OTTAWA — Le vice-amiral Mark Norman prend sa retraite des Forces canadiennes après avoir conclu une «entente acceptable» avec le gouvernement, a annoncé mercredi le ministère de la Défense nationale.
Cette annonce, inattendue, survient plus d’un mois après que les procureurs de la Couronne ont suspendu l’accusation d’abus de confiance portée en mars 2018 contre le commandant en second des forces armées. La Couronne soutenait jusque-là que le vice-amiral Norman, commandant de la Marine, avait divulgué des informations confidentielles du cabinet au chantier naval Davie, de Lévis, pour sauver un contrat conclu par les conservateurs mais réévalué par les libéraux.
Lorsque l’accusation d’abus de confiance a finalement été suspendue en mai, le vice-amiral Norman avait déclaré vouloir reprendre ses fonctions, ce qui avait été bien accueilli par le chef d’état-major de la défense, le général Jonathan Vance.
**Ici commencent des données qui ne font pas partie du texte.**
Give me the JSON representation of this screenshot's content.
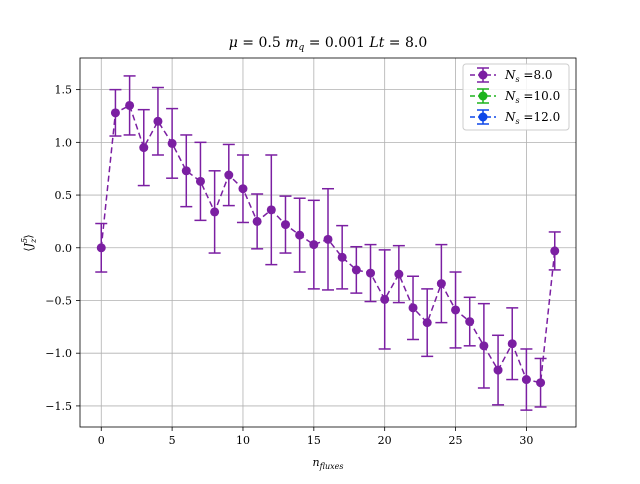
{
  "chart_data": {
    "type": "line",
    "title": "μ = 0.5 m_q = 0.001 Lt = 8.0",
    "title_parts": {
      "mu_sym": "μ",
      "mu_val": " = 0.5 ",
      "mq_sym": "m",
      "mq_sub": "q",
      "mq_val": " = 0.001 ",
      "lt_sym": "Lt",
      "lt_val": " = 8.0"
    },
    "xlabel": "n_fluxes",
    "xlabel_parts": {
      "base": "n",
      "sub": "fluxes"
    },
    "ylabel": "⟨J_z^5⟩",
    "ylabel_parts": {
      "open": "⟨",
      "base": "J",
      "sub": "z",
      "sup": "5",
      "close": "⟩"
    },
    "xlim": [
      -1.5,
      33.5
    ],
    "ylim": [
      -1.7,
      1.8
    ],
    "xticks": [
      0,
      5,
      10,
      15,
      20,
      25,
      30
    ],
    "xtick_labels": [
      "0",
      "5",
      "10",
      "15",
      "20",
      "25",
      "30"
    ],
    "yticks": [
      -1.5,
      -1.0,
      -0.5,
      0.0,
      0.5,
      1.0,
      1.5
    ],
    "ytick_labels": [
      "−1.5",
      "−1.0",
      "−0.5",
      "0.0",
      "0.5",
      "1.0",
      "1.5"
    ],
    "grid": true,
    "legend_position": "top-right",
    "series": [
      {
        "name": "N_s =8.0",
        "legend_parts": {
          "sym": "N",
          "sub": "s",
          "val": " =8.0"
        },
        "color": "#7b1fa2",
        "x": [
          0,
          1,
          2,
          3,
          4,
          5,
          6,
          7,
          8,
          9,
          10,
          11,
          12,
          13,
          14,
          15,
          16,
          17,
          18,
          19,
          20,
          21,
          22,
          23,
          24,
          25,
          26,
          27,
          28,
          29,
          30,
          31,
          32
        ],
        "y": [
          0.0,
          1.28,
          1.35,
          0.95,
          1.2,
          0.99,
          0.73,
          0.63,
          0.34,
          0.69,
          0.56,
          0.25,
          0.36,
          0.22,
          0.12,
          0.03,
          0.08,
          -0.09,
          -0.21,
          -0.24,
          -0.49,
          -0.25,
          -0.57,
          -0.71,
          -0.34,
          -0.59,
          -0.7,
          -0.93,
          -1.16,
          -0.91,
          -1.25,
          -1.28,
          -0.03
        ],
        "err": [
          0.23,
          0.22,
          0.28,
          0.36,
          0.32,
          0.33,
          0.34,
          0.37,
          0.39,
          0.29,
          0.32,
          0.26,
          0.52,
          0.27,
          0.35,
          0.42,
          0.48,
          0.3,
          0.22,
          0.27,
          0.47,
          0.27,
          0.3,
          0.32,
          0.37,
          0.36,
          0.23,
          0.4,
          0.33,
          0.34,
          0.29,
          0.23,
          0.18
        ]
      },
      {
        "name": "N_s =10.0",
        "legend_parts": {
          "sym": "N",
          "sub": "s",
          "val": " =10.0"
        },
        "color": "#1db31d",
        "x": [],
        "y": [],
        "err": []
      },
      {
        "name": "N_s =12.0",
        "legend_parts": {
          "sym": "N",
          "sub": "s",
          "val": " =12.0"
        },
        "color": "#0d47e8",
        "x": [],
        "y": [],
        "err": []
      }
    ]
  }
}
On se demandait aussi, par ailleurs, si M. Norman intenterait une poursuite contre le gouvernement.
Mais dans un bref communiqué publié mercredi, le ministère de la Défense nationale indique qu’«après avoir consulté sa famille, sa chaîne de commandement et son avocat, le vice-amiral Norman a décidé de prendre sa retraite des Forces armées canadiennes».
«Avec l’aide de l’honorable Warren Winkler, ancien juge en chef de la Cour d’appel de l’Ontario, les avocats représentant le gouvernement du Canada et le vice-amiral Mark Norman ont mis fin à des discussions menées en toute bonne foi, lesquelles ont eu pour résultat une entente acceptable pour les deux parties dont les détails demeureront confidentiels», indique le communiqué.
«Les deux parties croient que cette résolution permettra de recentrer l’attention sur le travail essentiel qu’accomplissent les Forces canadiennes, c’est-à-dire assurer la protection de la population canadienne dans son ensemble», poursuit-on. «Le gouvernement du Canada remercie le vice-amiral Norman de ses 38 années de service dévoué et lui souhaite bon succès dans tout ce qu’il entreprendra à l’avenir.»
Ingérence politique?
M. Norman avait été suspendu de l’armée en janvier 2017, pendant que la Gendarmerie royale du Canada menait son enquête; il avait formellement été accusé d’abus de confiance plus d’un an plus tard, en mars 2018. L’ancien commandant de la Marine, qui était vice-chef d’état-major de la défense lorsqu’il a été suspendu, a toujours clamé son innocence, tandis que ses avocats accusaient le gouvernement libéral fédéral d’ingérence politique dans cette affaire.
Alors que les libéraux ont à leur tour nié l’accusation, les conservateurs se sont emparés de l’affaire et de nombreux anciens militaires ont pris la défense du vice-amiral Norman.
Après des mois d’audiences préparatoires au procès, au cours desquelles les avocats de la défense se sont battus pour avoir accès à des milliers de pages de documents secrets du gouvernement, la Couronne a finalement suspendu l’accusation d’abus de confiance le 8 mai. Les procureurs ont expliqué que de nouvelles informations présentées par la défense ne laissaient aucune perspective raisonnable d’obtenir une condamnation.
M. Norman déclarait alors aux journalistes qu’il avait «une histoire importante à raconter, que les Canadiens voudront et devront entendre». La question est maintenant de savoir si son entente avec le gouvernement l’empêchera de parler. Si tel est le cas, cela pourrait être une bonne nouvelle pour les libéraux, hantés depuis deux ans par cette «affaire Norman».
Le procès, très chargé politiquement, devait s’ouvrir en août — et donc s’inviter littéralement dans la campagne électorale fédérale de l’automne. L’«affaire Norman» risque tout de même de refaire surface au détour de la campagne.